For regular investors, the company's dividend yield is a hearty 9.9%.
But the dividend is paid on a small percentage of shares outstanding. The McMahon family owns 88% of the stock. It gets a smaller dividend that yields 6.6%.
The wrestling entertainment company has struggled to entertain fans the past few years since its star Dwayne Johnson ("The Rock") left, Noble Research analyst Michael Kupinski says. That, he adds, seems to be changing, with improved story lines helping drive up attendance last quarter.
The past two quarters, the company posted profit growth of 170% and 71%, after three quarters of declining profit. So World Wrestling potentially could be a growth stock.
World Wrestling's expansion into China is one of the factors driving growth.
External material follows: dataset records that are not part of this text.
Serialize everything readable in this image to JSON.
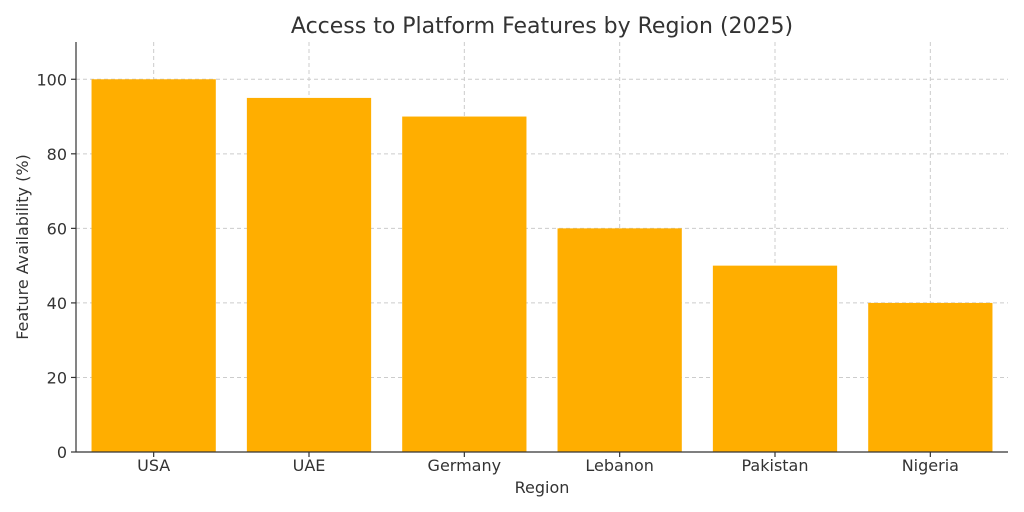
{
  "chart_data": {
    "type": "bar",
    "title": "Access to Platform Features by Region (2025)",
    "xlabel": "Region",
    "ylabel": "Feature Availability (%)",
    "categories": [
      "USA",
      "UAE",
      "Germany",
      "Lebanon",
      "Pakistan",
      "Nigeria"
    ],
    "values": [
      100,
      95,
      90,
      60,
      50,
      40
    ],
    "ylim": [
      0,
      110
    ],
    "yticks": [
      0,
      20,
      40,
      60,
      80,
      100
    ],
    "grid": true,
    "bar_color": "#FFAE00"
  }
}
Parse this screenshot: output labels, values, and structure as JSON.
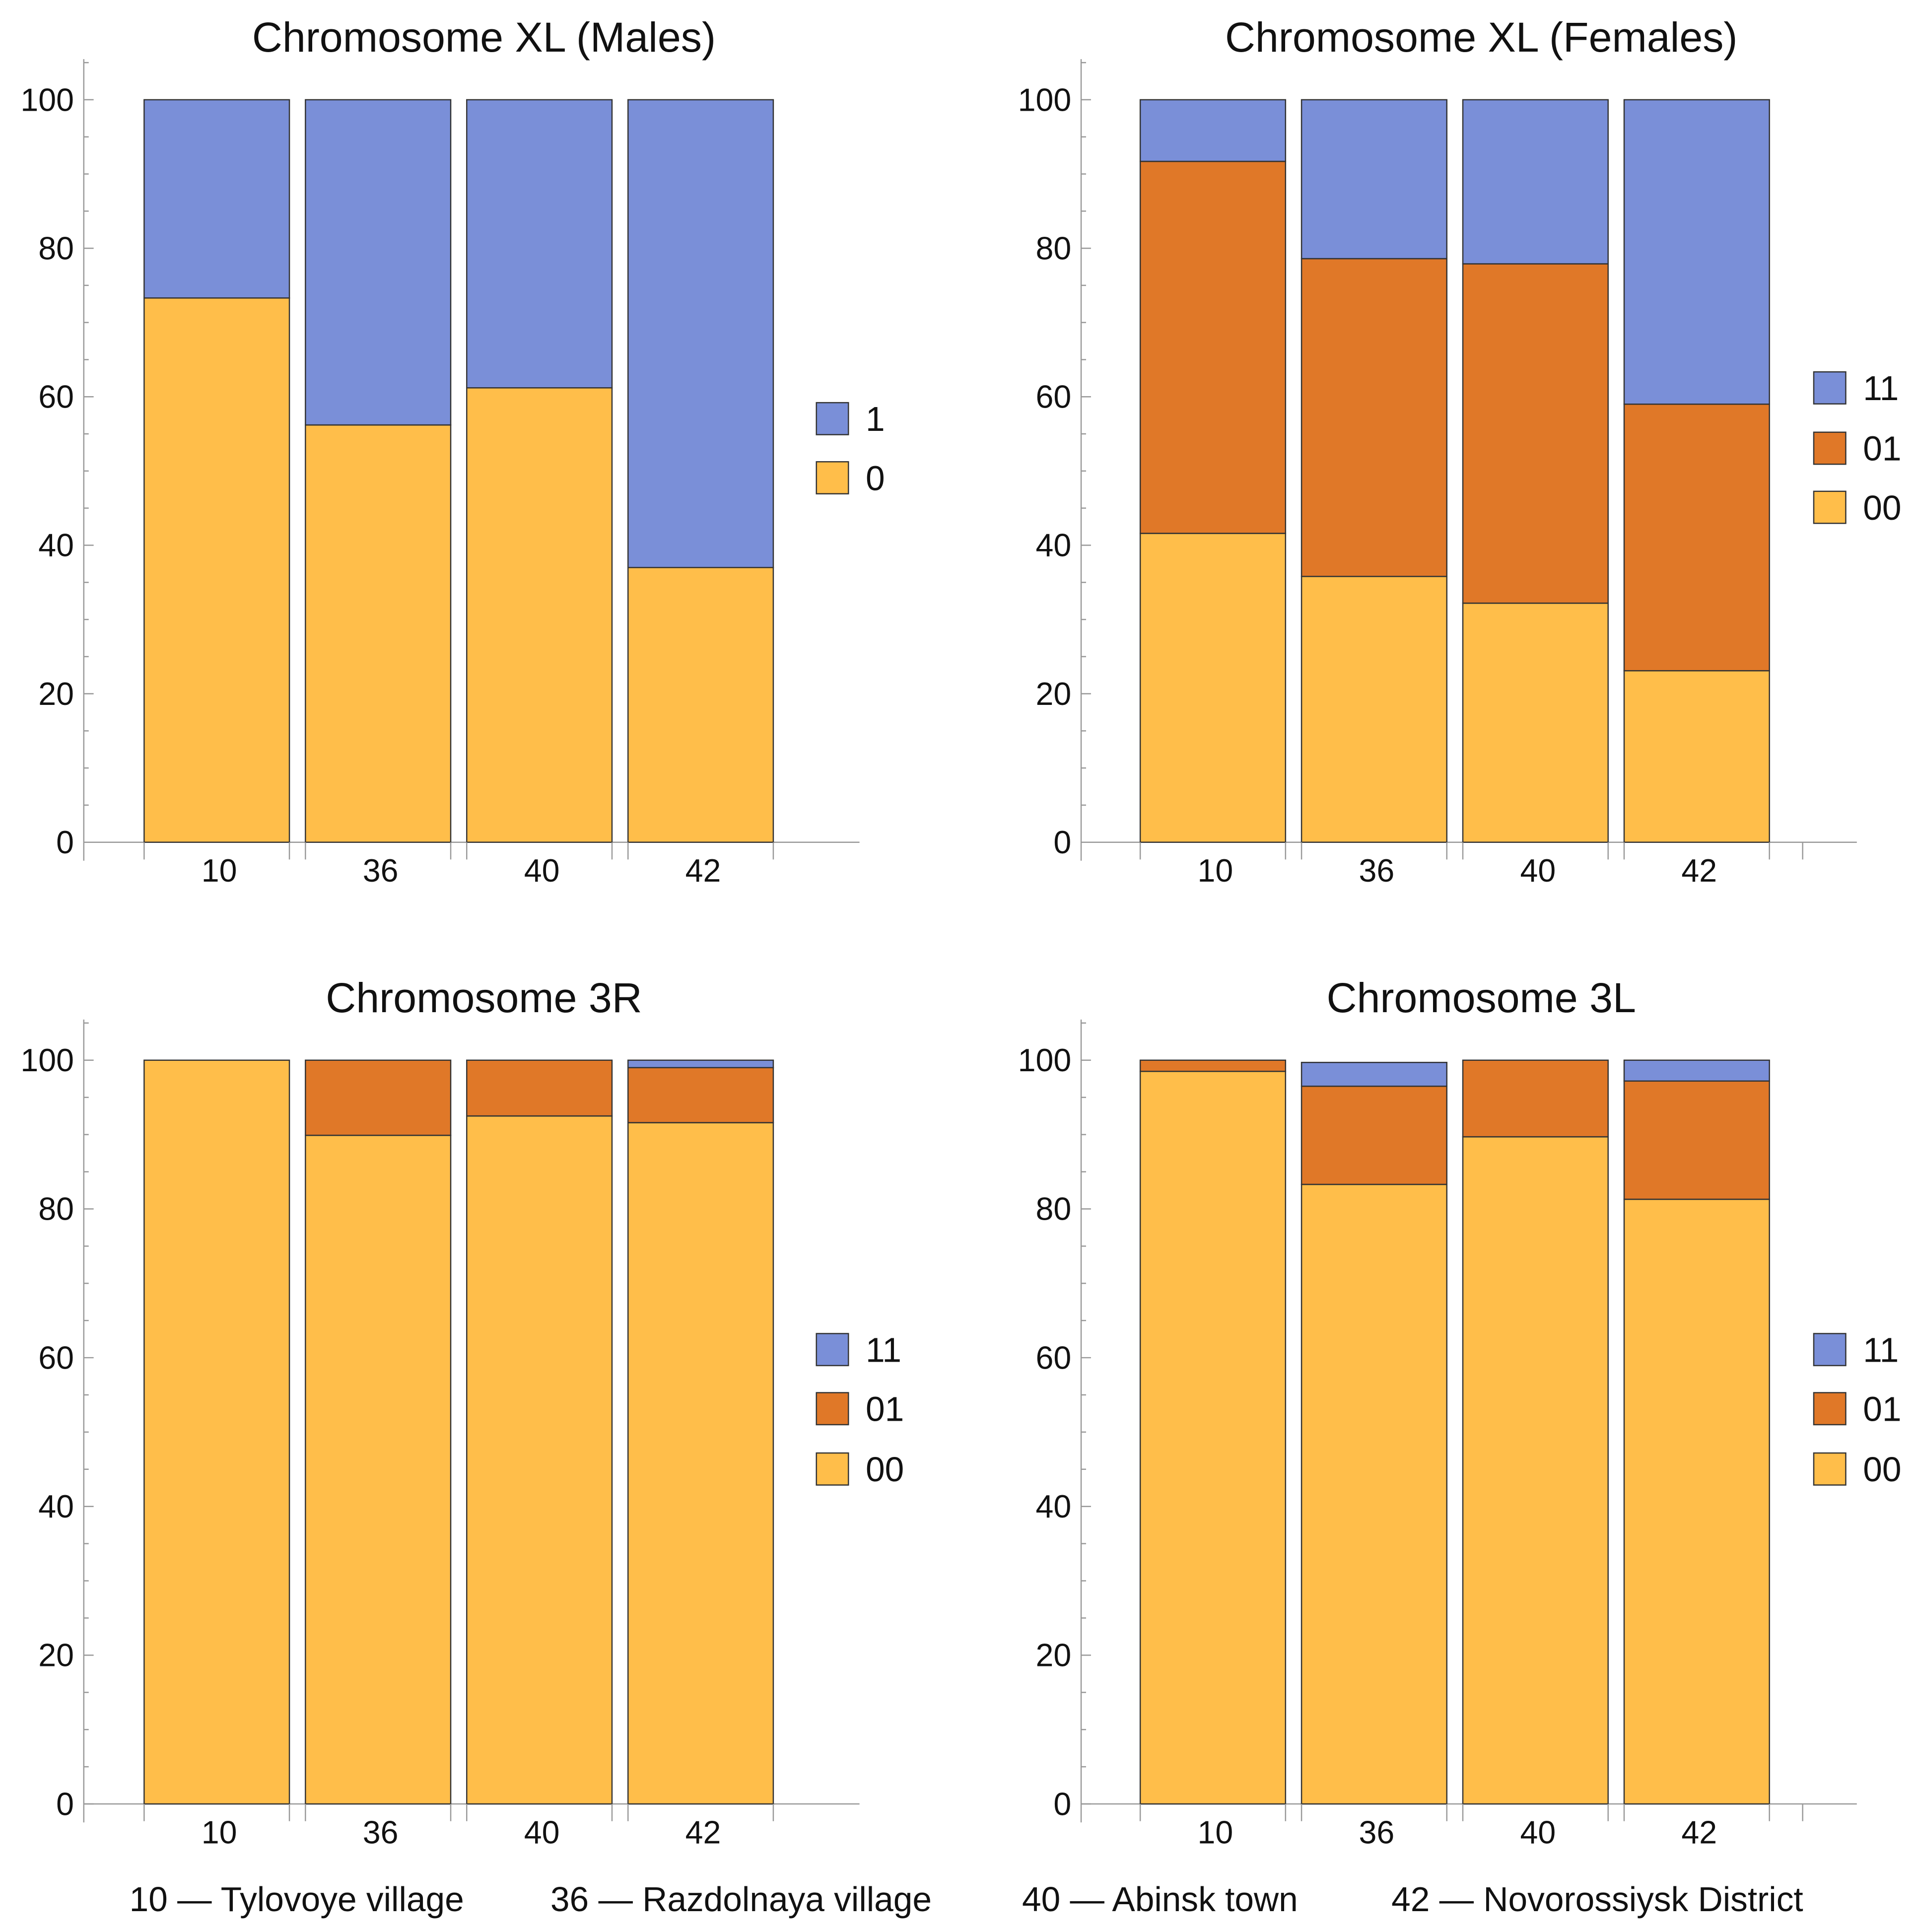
{
  "colors": {
    "00": "#FFBE4A",
    "01": "#E07828",
    "11": "#7A8FD8",
    "0": "#FFBE4A",
    "1": "#7A8FD8",
    "axis": "#999999",
    "edge": "#333333"
  },
  "chart_data": [
    {
      "type": "bar",
      "stacked": true,
      "title": "Chromosome XL (Males)",
      "categories": [
        "10",
        "36",
        "40",
        "42"
      ],
      "ylim": [
        0,
        100
      ],
      "yticks": [
        "0",
        "20",
        "40",
        "60",
        "80",
        "100"
      ],
      "legend_position": "right",
      "series": [
        {
          "name": "0",
          "values": [
            73.3,
            56.2,
            61.2,
            37.0
          ]
        },
        {
          "name": "1",
          "values": [
            26.7,
            43.8,
            38.8,
            63.0
          ]
        }
      ]
    },
    {
      "type": "bar",
      "stacked": true,
      "title": "Chromosome XL (Females)",
      "categories": [
        "10",
        "36",
        "40",
        "42"
      ],
      "ylim": [
        0,
        100
      ],
      "yticks": [
        "0",
        "20",
        "40",
        "60",
        "80",
        "100"
      ],
      "legend_position": "right",
      "series": [
        {
          "name": "00",
          "values": [
            41.6,
            35.8,
            32.2,
            23.1
          ]
        },
        {
          "name": "01",
          "values": [
            50.1,
            42.8,
            45.7,
            35.9
          ]
        },
        {
          "name": "11",
          "values": [
            8.3,
            21.4,
            22.1,
            41.0
          ]
        }
      ]
    },
    {
      "type": "bar",
      "stacked": true,
      "title": "Chromosome 3R",
      "categories": [
        "10",
        "36",
        "40",
        "42"
      ],
      "ylim": [
        0,
        100
      ],
      "yticks": [
        "0",
        "20",
        "40",
        "60",
        "80",
        "100"
      ],
      "legend_position": "right",
      "series": [
        {
          "name": "00",
          "values": [
            100,
            89.9,
            92.5,
            91.6
          ]
        },
        {
          "name": "01",
          "values": [
            0,
            10.1,
            7.5,
            7.4
          ]
        },
        {
          "name": "11",
          "values": [
            0,
            0,
            0,
            1.0
          ]
        }
      ]
    },
    {
      "type": "bar",
      "stacked": true,
      "title": "Chromosome 3L",
      "categories": [
        "10",
        "36",
        "40",
        "42"
      ],
      "ylim": [
        0,
        100
      ],
      "yticks": [
        "0",
        "20",
        "40",
        "60",
        "80",
        "100"
      ],
      "legend_position": "right",
      "series": [
        {
          "name": "00",
          "values": [
            98.5,
            83.3,
            89.7,
            81.3
          ]
        },
        {
          "name": "01",
          "values": [
            1.5,
            13.2,
            10.3,
            15.9
          ]
        },
        {
          "name": "11",
          "values": [
            0,
            3.2,
            0,
            2.8
          ]
        }
      ]
    }
  ],
  "footer": [
    "10 — Tylovoye village",
    "36 — Razdolnaya village",
    "40 — Abinsk town",
    "42 — Novorossiysk District"
  ]
}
Starting in 2010, the firm's wrestling personalities will have a line of dolls made by Mattel (MAT). That too could drive up profitability.
There is also talk that WWE will create a cable network.
"From my viewpoint, it's 'How do you view yourself?' It's an identity crisis," Kupinski said. "You're a growth story, but you're paying a huge dividend, so you're a mature media company. You have to ask, 'What types of investors are you trying to attract to your stock?' "
Kupinski is a bit critical because he says the dividend is causing a cash strain. The WWE is giving back nearly everything it earns through its dividend, giving it little to reinvest in growth.
The stock is now back above its 10-week moving average. From August to September the stock traded tightly for six straight weeks.